2. Unbelievably high discounts/low prices
No merchants will sell goods at loss for themselves. 70%, 80%, 90% markdowns are not feasible even during sales events such as the aforementioned Thanksgiving day. In some cases, dishonest sites have the initial price low without saying anything about discounts, but they will most likely be ridiculous, like $30 for a bed or $10 for a branded leather bag. Goods may be sold at a low price, but every sell-off has its reasonable limits.
3. No customer support.
This is what distinguishes fraudulent sites from the benign ones, even newly established. When a site is about to rip off the customers, there’s no need to bother about answering their questions. Check out the “About us” or “Info” page – the page will most likely have no support contacts at all.
When they offer an email, or even a phone number to contact them, there is a great chance that these contacts will be dead silent to your request. This, or you will receive some generic text regardless of your question.
As frauds often reuse numbers and emails as “support” contacts, you can search them on Google. When they appear on a completely different site, be sure you are facing a blatant scam.
4. Payments via payment systems that does not support refunds
This scam indicator is not a guarantee, as there are a whole lot of genuine shops and services using direct bank transfers, CashApp, Venmo or payment systems like them. Each of the latter has the same feature I’ve already mentioned above: these methods do not suppose any refund options. And this is what attracts scammers – once you paid for the order, there’s no way to get the money back.
Some websites may also offer payments in crypto, which feature even less control. While crypto transactions expand their presence slowly, they still remain a beloved bay for different scammers.

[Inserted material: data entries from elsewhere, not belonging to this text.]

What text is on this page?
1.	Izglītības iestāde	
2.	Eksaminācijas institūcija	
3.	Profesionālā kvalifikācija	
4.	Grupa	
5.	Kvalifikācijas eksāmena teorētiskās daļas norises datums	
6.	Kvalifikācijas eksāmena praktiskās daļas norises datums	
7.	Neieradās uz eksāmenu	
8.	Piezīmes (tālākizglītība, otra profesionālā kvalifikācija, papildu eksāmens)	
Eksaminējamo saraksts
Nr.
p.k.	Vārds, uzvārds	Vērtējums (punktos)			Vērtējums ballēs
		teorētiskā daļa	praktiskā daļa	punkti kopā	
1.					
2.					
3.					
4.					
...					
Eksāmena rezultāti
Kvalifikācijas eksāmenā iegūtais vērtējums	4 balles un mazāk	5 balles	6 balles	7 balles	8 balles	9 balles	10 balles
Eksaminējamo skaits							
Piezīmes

5. Items’ images are sourced from another page
As frauds are unlikely to have any items, they are not able to shoot unique images. Thus their option is simply to hijack these images from other websites. When frauds offer the same goods on different websites, you can find same images on similarly-designed scam sites. By searching for the image on Google, you can prove whether the image is unique or not.

Image duplicates on another scam site, as well as on Amazon and Walmart sites
6. Design repeats the one of a different page
This is the continuation of the stolen images I’ve just described. As frauds may use the same topic repeatedly, they put the same site design under the new web-address, and voila – a new scam site is ready to rock-n-roll! In some cases, reverse image search on Google advice from the previous paragraph may lead you to the copy of the original site. It allows you to unveil such frauds particularly easy, but crooks who stand behind them never aim at cautious users.

Example of scam sites that duplicate each others’ design
Frequently Asked Questions about the Ilovebigov.live Scam
- Contact your bank or card provider and ask about chargeback options.
- Save screenshots, receipts, tracking numbers, and emails as evidence.
- Change reused passwords and enable two-factor authentication on important accounts.
- Watch for follow-up phishing emails pretending to offer refunds or delivery updates.